If you or your child has dental braces, you are no doubt aware that dental braces care is extremely important. It involves a little more time than your regular dental routine but if you follow our recommended care, you'll reduce your time to a few minutes. Below are some common questions asked during treatment.
Every 4 to 8 weeks, you'll come back to Carus Orthodontics to get your braces "tightened" or "adjusted." This may sound complicated but it is relatively simple process.
This is usually what happens during an orthodontic adjustment:
You may have to take an over-the-counter pain reliever to help you deal with any discomfort. The discomfort will probably last a few days and then dissipate. You may need to eat only soft foods for a few days. Protein shakes make ideal meal replacements if chewing even soft food is uncomfortable. Within a week, most people usually eat normal food again. After a few months, adjustments won't hurt as much.
After you have had braces for more than 6 months, your teeth get used to the extra pressure. At this point, an adjustment might not hurt at all, but your teeth usually feel sore for 2–3 days afterwards.
The cell regeneration process occurs after an adjustment. Your teeth are under force and move and cause some cells (bone, tissue) to break down and new cells to regenerate. After the regeneration happens, the teeth and supporting structures begin giving and moving again and the cycle continues.
Because today's wires move teeth slowly over a long period of time, the whole cell regeneration doesn't stop/go/stop/go as it used to with older style wires, now it just moves your teeth continually. Movement continues until the wire is fully back to the original size and shape, at which time you are ready for a stiffer and larger archwire.
Excess saliva (drool) is actually very common. Apparently your mouth mistakes the feeling of the brackets on the inside of your cheeks for food, and sometimes produces extra saliva to help digest it.
It is very common for your teeth to shift and develop gaps while treatment is underway. Your bite will change many times during your treatment. Remember than any strange gaps or bite problems will be resolved by the time your treatment is finished. If you are really concerned, mention it to your Carus Orthodontist.
Yes and no. Yes, you should, because depending on what you eat; food gets stuck in and around the brackets. Besides looking bad, it causes tooth decay and bad breath. It also feels yucky. Some people can't stand the feeling of food stuck in their brackets. You wouldn't believe how much food can get stuck—often more than you'd imagine!
However, if you let the brushing slide every so often, it's not the end of the world. Just try to be as diligent as possible on a regular basis. At the very least, swish your mouth with water and try to pick out any food that is stuck in your brackets. It's also a good idea to floss each night. Sometimes food gets stuck between teeth and you don't realize it until you floss it out.
We also recommend a fluoride mouth rinse, such as ACT, which is available in most supermarkets and pharmacies, and comes in many flavors (including bubblegum and mint).
In the first weeks after you get your braces, your mouth will be sore and your teeth will hurt. Most people take an over-the-counter pain reliever to help ease the pain. Cold drinks or cold foods (such as frozen yogurt, milkshakes, ice cream, or just plain ice water) may also help.
Sometimes a bracket will spontaneously pop off. There are a number of reasons this can happen. Remember that your brackets are glued on, so if the glue bond is broken, the bracket will come off. If this happens to you, place wax as needed and call the office the next business day. It is normal for a bracket to pop off occasionally. But if a bunch of brackets keep popping off, then examine your diet and habits to prevent future breakage. Gluing on brackets can be tricky and it may take a few tries to get it exactly right.
Nobody likes to wear headgear, but it serves a specific purpose in your treatment. If you don't wear it as many hours as we recommend, your treatment won't progress as fast, and you might wind up wearing the headgear additional months. It's best to just go along with what your treatment plan and get it over with sooner.

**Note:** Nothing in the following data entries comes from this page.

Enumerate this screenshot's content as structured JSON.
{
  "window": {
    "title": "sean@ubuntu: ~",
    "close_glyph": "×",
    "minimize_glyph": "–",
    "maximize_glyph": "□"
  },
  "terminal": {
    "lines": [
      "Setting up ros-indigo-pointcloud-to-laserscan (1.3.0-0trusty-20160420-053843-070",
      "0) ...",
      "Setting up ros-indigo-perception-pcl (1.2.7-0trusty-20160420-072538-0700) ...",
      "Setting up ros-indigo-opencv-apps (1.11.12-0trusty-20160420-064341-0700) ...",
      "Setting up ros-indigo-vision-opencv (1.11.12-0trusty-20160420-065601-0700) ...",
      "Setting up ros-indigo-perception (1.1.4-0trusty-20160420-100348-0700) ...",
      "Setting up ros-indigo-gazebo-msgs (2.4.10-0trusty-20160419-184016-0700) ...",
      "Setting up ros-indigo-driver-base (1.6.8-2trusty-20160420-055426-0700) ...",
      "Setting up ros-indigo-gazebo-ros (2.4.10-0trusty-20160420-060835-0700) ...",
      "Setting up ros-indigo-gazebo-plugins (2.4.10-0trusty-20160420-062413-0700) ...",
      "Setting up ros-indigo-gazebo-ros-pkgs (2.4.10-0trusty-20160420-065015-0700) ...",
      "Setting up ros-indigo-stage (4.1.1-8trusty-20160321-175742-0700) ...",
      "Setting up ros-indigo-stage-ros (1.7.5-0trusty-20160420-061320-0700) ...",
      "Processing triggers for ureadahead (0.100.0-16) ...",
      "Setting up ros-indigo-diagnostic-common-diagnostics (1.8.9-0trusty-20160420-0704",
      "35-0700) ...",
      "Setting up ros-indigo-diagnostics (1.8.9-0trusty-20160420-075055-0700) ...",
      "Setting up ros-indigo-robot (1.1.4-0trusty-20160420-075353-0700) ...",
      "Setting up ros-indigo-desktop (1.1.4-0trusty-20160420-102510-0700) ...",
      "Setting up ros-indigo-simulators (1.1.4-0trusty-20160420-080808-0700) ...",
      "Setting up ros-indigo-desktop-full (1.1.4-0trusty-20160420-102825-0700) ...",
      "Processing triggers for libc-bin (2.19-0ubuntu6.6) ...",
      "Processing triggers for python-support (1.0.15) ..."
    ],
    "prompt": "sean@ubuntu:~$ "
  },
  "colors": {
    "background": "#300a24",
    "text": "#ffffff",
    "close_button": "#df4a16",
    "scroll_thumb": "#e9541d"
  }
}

Elastics help fine-tune the alignment of your teeth and your bite. There are many different ways that you can wear elastics for specific reasons. You should wear the elastics the number of hours that your Carus Orthodontist recommends to help your treatment progress properly. (Wearing them "double time" or "double strength" to make up for time you spent without them is NOT advisable—that could harm your teeth). We recommend taking elastics out before a meal, brush and then replace them after a meal.
If the sore is near a bracket, you can put some dental wax on the bracket to create a barrier and then apply some canker sore medication to the sore area. There are other ways to cope with canker sores. Please contact your Carus Orthodontist for more help.
This is always an annoying and tricky situation. If possible, place a generous amount of dental wax at the end of the wire to stop it from poking you. You can also try a bit of cotton. Call Carus Orthodontics and ask to come in so we can clip the wire. Please don't suffer needlessly with a poking wire. After a day or two it can tear up the inside of your cheek, so don't wait to get it clipped!
We recommend you get your teeth cleaned more than twice per year. For people with braces, this is especially important. Even if you brush and floss very well, a professional cleaning will ensure that you don't develop decay. Fortunately, your archwires and brackets do not have to be removed to be cleaned. They usually work around your braces, or use a device called a Cavitron, which is like a high-powered Waterpik.